Nel merito, la Corte di Strasburgo considera che vi sia stata violazione dell'art. 8 CEDU. La Corte adotta un approccio dinamico, in linea con l'evoluzione della società, guardando alla posizione assunta da alcune istituzioni europee, nonché al trend normativo ed alla prassi degli Stati membri del Consiglio d'Europa, che si muove nel senso di eliminare, quale condizione preliminare per la rettifica, qualsiasi intervento chirurgico di sterilizzazione. La tendenza che incoraggia la Corte è volta ad innalzare il principio dell'autonomia decisoria, inteso quale motore dello sviluppo personale dell'individuo transessuale.

Osservazioni

La pronuncia si colloca nel solco della giurisprudenza sviluppatasi in seno alla Corte di Strasburgo in tema di transessualismo e compie, in questo ambito, un passo avanti. Nella decisione resa il 11 luglio 2002 nel caso Christine Goodwin c. Regno Unito (Corte EDU n. 28957/1995), la Corte aveva considerato che, conformemente al principio di sussidiarietà, compete agli Stati contraenti decidere le misure necessarie volte a garantire i diritti sanciti nella CEDU e che, per risolvere, nei propri ordinamenti, le questioni connesse al riconoscimento giuridico delle condizioni inerenti alla sfera sessuale delle persone transessuali che abbiano subito un'operazione chirurgica, gli Stati godono di un ampio margine di apprezzamento (par. 85).

In quella stessa sede, la Corte aveva altresì precisato che si dovesse attribuire minor rilievo all'assenza di un consensus europeo circa i metodi adottati per risolvere le questioni giuridiche e pratiche connesse con il transessualismo, piuttosto che all'esistenza di elementi chiari ed incontestati che manifestino una progressiva tendenza internazionale, tesa non solo verso un'accettazione sociale delle persone transessuali, ma anche verso il riconoscimento giuridico della nuova identità sessuale dei transessuali operati (par. 85).
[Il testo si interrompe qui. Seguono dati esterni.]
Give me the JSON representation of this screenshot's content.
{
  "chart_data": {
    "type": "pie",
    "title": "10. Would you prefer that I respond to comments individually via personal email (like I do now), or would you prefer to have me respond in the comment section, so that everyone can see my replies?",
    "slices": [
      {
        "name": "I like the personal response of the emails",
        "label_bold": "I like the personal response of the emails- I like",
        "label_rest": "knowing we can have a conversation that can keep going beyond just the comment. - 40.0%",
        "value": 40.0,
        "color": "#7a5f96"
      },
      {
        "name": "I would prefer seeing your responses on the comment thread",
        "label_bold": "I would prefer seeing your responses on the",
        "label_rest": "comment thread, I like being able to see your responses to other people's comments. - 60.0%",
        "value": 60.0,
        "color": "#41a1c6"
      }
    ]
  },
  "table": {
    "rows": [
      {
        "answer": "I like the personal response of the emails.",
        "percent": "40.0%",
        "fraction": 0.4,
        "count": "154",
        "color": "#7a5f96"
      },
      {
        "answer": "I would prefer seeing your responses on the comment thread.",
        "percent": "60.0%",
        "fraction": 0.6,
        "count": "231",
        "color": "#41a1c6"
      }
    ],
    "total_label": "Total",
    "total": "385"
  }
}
Nel valutare l'esistenza di tale tendenza a livello internazionale, la Corte richiama, tra le altre, la Raccomandazione CM/Rec (2010)5 del Comitato dei ministri del Consiglio d'Europa agli Stati membri sulle misure per combattere la discriminazione basata sull'orientamento sessuale o l'identità di genere, nonché la Risoluzione n. 1728/2010 dell'Assemblea parlamentare del Consiglio d'Europa sulla discriminazione basata sull'orientamento sessuale e l'identità di genere. Tra gli appelli ivi contenuti, vi è la raccomandazione agli Stati contraenti a garantire, nelle disposizioni legislative e nella prassi, il diritto delle persone transessuali ad ottenere documenti ufficiali che riflettano l'identità di genere scelta, senza alcun obbligo previo di subire la sterilizzazione o altre procedure mediche quali un'operazione di conversione sessuale o una terapia ormonale. La Corte nota anche come, recentemente, molti Stati contraenti abbiano modificato la propria legislazione interna in tema di accesso ai trattamenti di rettifica di sesso e di riconoscimento giuridico, abolendo l'esigenza di infertilità o sterilità (conviene ricordare che l'art. 2 l. 14 aprile 1982, n. 164, prevede che – solo laddove lo reputi necessario - «il giudice istruttore dispone con ordinanza l'acquisizione di consulenza intesa ad accertare le condizioni psico-sessuali dell'interessato»).

Si restringe, così, il margine di apprezzamento degli Stati contraenti, eroso dall'incedere del principio dell'autonomia personale dell'individuo transessuale. Il passaggio è oltremodo chiaro nel parere conforme comune dei giudici Keller e Spano, che sviluppano il ragionamento relativo alla non conformità con la CEDU della sterilità definitiva come condizione preliminare all'accesso alla rettifica di sesso. È quanto evidenziato, d'altronde, anche nella dichiarazione congiunta stilata nel 2014 dall'OMS ed altre agenzie dell'ONU - Eliminating forced, coercive and otherwise involuntary sterilization: la sterilizzazione quale condizione previa alla rettifica di sesso e dello stato civile non può considerarsi come atto volontario. Sembra pertanto evidente come, in un caso come quello in commento, il margine di apprezzamento degli Stati non solo debba restringersi, ma «devrait être réduite à un minium».